Cambridge for instance, committed a similar ambiguity in the Singapore 2010 H2 Chem paper 1, when the student was tasked with calculating the entropy change for the reaction. There are two possible answers (one for per mole of the species, the other for per molar quantities of the equation), both arguably correct, but Cambridge only accepted one of the two possible answers. To this day, many school teachers disagree with Cambridge's choice of the correct answer.
1- In the reaction:
SO2 + 2H2S 2H2O + 3S
how do we know that Sulfur is acting as a reducing agent or an acid since the oxidation number of S has changed to zero. (from S+4 and S -2)
2- Which statement about relative atomic mass is correct.
A It is a ratio of masses.
B It is measured in grams
C It is related to the number of atoms in a a molecule
D It is the same as the mass as of 1 mol of atoms.
A is correct since the average atomic mass of an element is compared with 12 g of C12 so it ia ratio with respect to C12. Is this right?
Originally posted by hoay:1- In the reaction:
SO2 + 2H2S 2H2O + 3S
how do we know that Sulfur is acting as a reducing agent or an acid since the oxidation number of S has changed to zero. (from S+4 and S -2)
2- Which statement about relative atomic mass is correct.
A It is a ratio of masses.
B It is measured in grams
C It is related to the number of atoms in a a molecule
D It is the same as the mass as of 1 mol of atoms.
A is correct since the average atomic mass of an element is compared with 12 g of C12 so it ia ratio with respect to C12. Is this right?
Q1.
To be precise, sulfur dioxide is being reduced (and is hence the oxidizing agent) and hydrogen sulfide is being oxidized (and is hence the reducing agent). Since elemental sulfur is not present as a reactant, it is less proper to say "sulfur is a reducing agent" or "sulfur is an oxidizing agent".

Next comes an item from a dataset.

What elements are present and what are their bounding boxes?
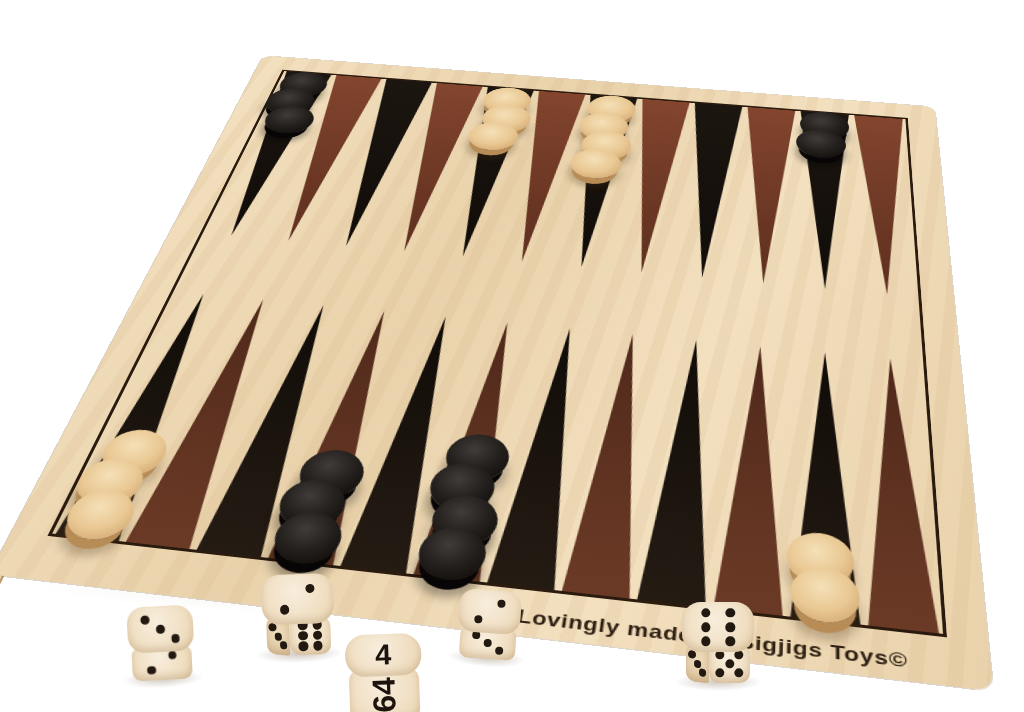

This reaction may be regarded as the opposite of a proper disproportionation reaction, because of the two sulfur-containing reactant species, one is being oxidized and the other being reduced, both generating elemental sulfur as a product. Thus it would be more proper to say, "sulfur in SO2 is being reduced, while sulfur in H2S is being oxidized, both generating elemental sulfur as a product".
.
Bronsted-Lowry acid-base reaction
H2S functions as the Bronsted-Lowry acid and donates protons. The O atoms of SO2 function as the Bronsted-Lowry base and accepts protons.
.
Lewis acid-base reaction
The S atoms of H2S function as the Lewis base (ie. nucleophile). The S atoms of SO2 function as the Lewis acid (ie. electrophile).
.
.
Q2.
Yes, you're totally correct.
Many crude oils contain sulphur as H2S. During refining, by the Claus process, the H2S is converted into solid sulphur, which is then removed.
reaction I 2H2S(g) + 3O2(g) → 2H2O(l) + 2SO2(g)
reaction II 2H2S(g) + SO2(g) → 2H2O(l) + 3S(s)
Which statements about the Claus process are correct?
1 H2S is oxidised in reaction I.
2 SO2 oxidises H2S in reaction II.
3 SO2 behaves as a catalyst.
1 is correct and 3 is incorrect. So we are left with 2. Can we say that H2S in reaction II has lost protons and gained Oxygen so it is being oxidized. Is it correct??
Originally posted by hoay:Many crude oils contain sulphur as H2S. During refining, by the Claus process, the H2S is converted into solid sulphur, which is then removed.
reaction I 2H2S(g) + 3O2(g) → 2H2O(l) + 2SO2(g)
reaction II 2H2S(g) + SO2(g) → 2H2O(l) + 3S(s)Which statements about the Claus process are correct?
1 H2S is oxidised in reaction I.
2 SO2 oxidises H2S in reaction II.
3 SO2 behaves as a catalyst.1 is correct and 3 is incorrect. So we are left with 2. Can we say that H2S in reaction II has lost protons and gained Oxygen so it is being oxidized. Is it correct??
It is best to use Oxidation States (also known as Oxidation Numbers) when determining what's been oxidized and what's been reduced. Statement 2 is correct because SO2 is being reduced (OS change of S from +4 to 0) and H2S is being oxidized (OS change of S from -2 to 0).